Moving the player with codeΒΆ

It's time to code! We're going to use the input actions we created in the last part to move the character.

Right-click the Player node and select Attach Script to add a new script to it. In the popup, set the Template to Empty before pressing the Create button.


Let's start with the class's properties. We're going to define a movement speed, a fall acceleration representing gravity, and a velocity we'll use to move the character.

extends CharacterBody3D

# How fast the player moves in meters per second.
@export var speed = 14
# The downward acceleration when in the air, in meters per second squared.
@export var fall_acceleration = 75

var target_velocity = Vector3.ZERO

These are common properties for a moving body. The target_velocity is a 3D vector combining a speed with a direction. Here, we define it as a property because we want to update and reuse its value across frames.


The values are quite different from 2D code because distances are in meters. While in 2D, a thousand units (pixels) may only correspond to half of your screen's width, in 3D, it's a kilometer.

Let's code the movement. We start by calculating the input direction vector using the global Input object, in _physics_process().

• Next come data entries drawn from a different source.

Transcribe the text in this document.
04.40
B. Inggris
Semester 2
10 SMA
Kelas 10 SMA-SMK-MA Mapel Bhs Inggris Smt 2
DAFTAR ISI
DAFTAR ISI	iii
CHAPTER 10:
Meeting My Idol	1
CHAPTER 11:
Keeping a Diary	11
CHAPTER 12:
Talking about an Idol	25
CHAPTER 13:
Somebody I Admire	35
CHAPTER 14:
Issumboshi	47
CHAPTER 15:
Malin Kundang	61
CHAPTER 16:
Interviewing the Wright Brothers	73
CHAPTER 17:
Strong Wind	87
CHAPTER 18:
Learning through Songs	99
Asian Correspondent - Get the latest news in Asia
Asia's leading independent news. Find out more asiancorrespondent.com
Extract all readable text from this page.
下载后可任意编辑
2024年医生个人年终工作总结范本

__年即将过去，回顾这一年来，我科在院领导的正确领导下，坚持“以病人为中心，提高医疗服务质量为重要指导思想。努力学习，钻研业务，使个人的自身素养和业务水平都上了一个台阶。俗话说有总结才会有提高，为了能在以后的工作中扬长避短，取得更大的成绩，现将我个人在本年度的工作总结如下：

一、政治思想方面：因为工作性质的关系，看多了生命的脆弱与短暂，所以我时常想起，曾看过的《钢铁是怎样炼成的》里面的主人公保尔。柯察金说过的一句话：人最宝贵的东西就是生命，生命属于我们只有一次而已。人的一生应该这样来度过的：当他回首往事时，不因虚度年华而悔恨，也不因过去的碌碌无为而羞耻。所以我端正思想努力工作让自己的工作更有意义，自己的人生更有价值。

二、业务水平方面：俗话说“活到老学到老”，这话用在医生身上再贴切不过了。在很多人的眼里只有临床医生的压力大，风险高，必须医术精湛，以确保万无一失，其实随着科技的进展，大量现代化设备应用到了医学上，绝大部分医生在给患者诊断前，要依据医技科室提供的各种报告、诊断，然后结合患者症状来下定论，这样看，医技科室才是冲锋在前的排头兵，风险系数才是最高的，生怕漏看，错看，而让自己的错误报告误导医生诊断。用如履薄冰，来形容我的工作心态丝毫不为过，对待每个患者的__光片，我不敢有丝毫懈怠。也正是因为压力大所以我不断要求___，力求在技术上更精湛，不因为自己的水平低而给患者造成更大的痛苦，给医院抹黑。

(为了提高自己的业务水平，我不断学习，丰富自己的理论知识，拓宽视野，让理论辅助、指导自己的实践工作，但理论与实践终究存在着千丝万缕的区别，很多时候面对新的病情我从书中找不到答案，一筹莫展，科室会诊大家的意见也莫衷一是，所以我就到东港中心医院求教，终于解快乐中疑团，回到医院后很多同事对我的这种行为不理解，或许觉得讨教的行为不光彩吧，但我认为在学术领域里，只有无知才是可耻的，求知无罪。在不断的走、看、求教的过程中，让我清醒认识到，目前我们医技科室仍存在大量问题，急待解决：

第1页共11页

func _physics_process(delta):
    # We create a local variable to store the input direction.
    var direction = Vector3.ZERO

    # We check for each move input and update the direction accordingly.
    if Input.is_action_pressed("move_right"):
        direction.x += 1
    if Input.is_action_pressed("move_left"):
        direction.x -= 1
    if Input.is_action_pressed("move_back"):
        # Notice how we are working with the vector's x and z axes.
        # In 3D, the XZ plane is the ground plane.
        direction.z += 1
    if Input.is_action_pressed("move_forward"):
        direction.z -= 1

Here, we're going to make all calculations using the _physics_process() virtual function. Like _process(), it allows you to update the node every frame, but it's designed specifically for physics-related code like moving a kinematic or rigid body.

See also

To learn more about the difference between _process() and _physics_process(), see Idle and Physics Processing.

We start by initializing a direction variable to Vector3.ZERO. Then, we check if the player is pressing one or more of the move_* inputs and update the vector's x and z components accordingly. These correspond to the ground plane's axes.

These four conditions give us eight possibilities and eight possible directions.

In case the player presses, say, both W and D simultaneously, the vector will have a length of about 1.4. But if they press a single key, it will have a length of 1. We want the vector's length to be consistent, and not move faster diagonally. To do so, we can call its normalize() method.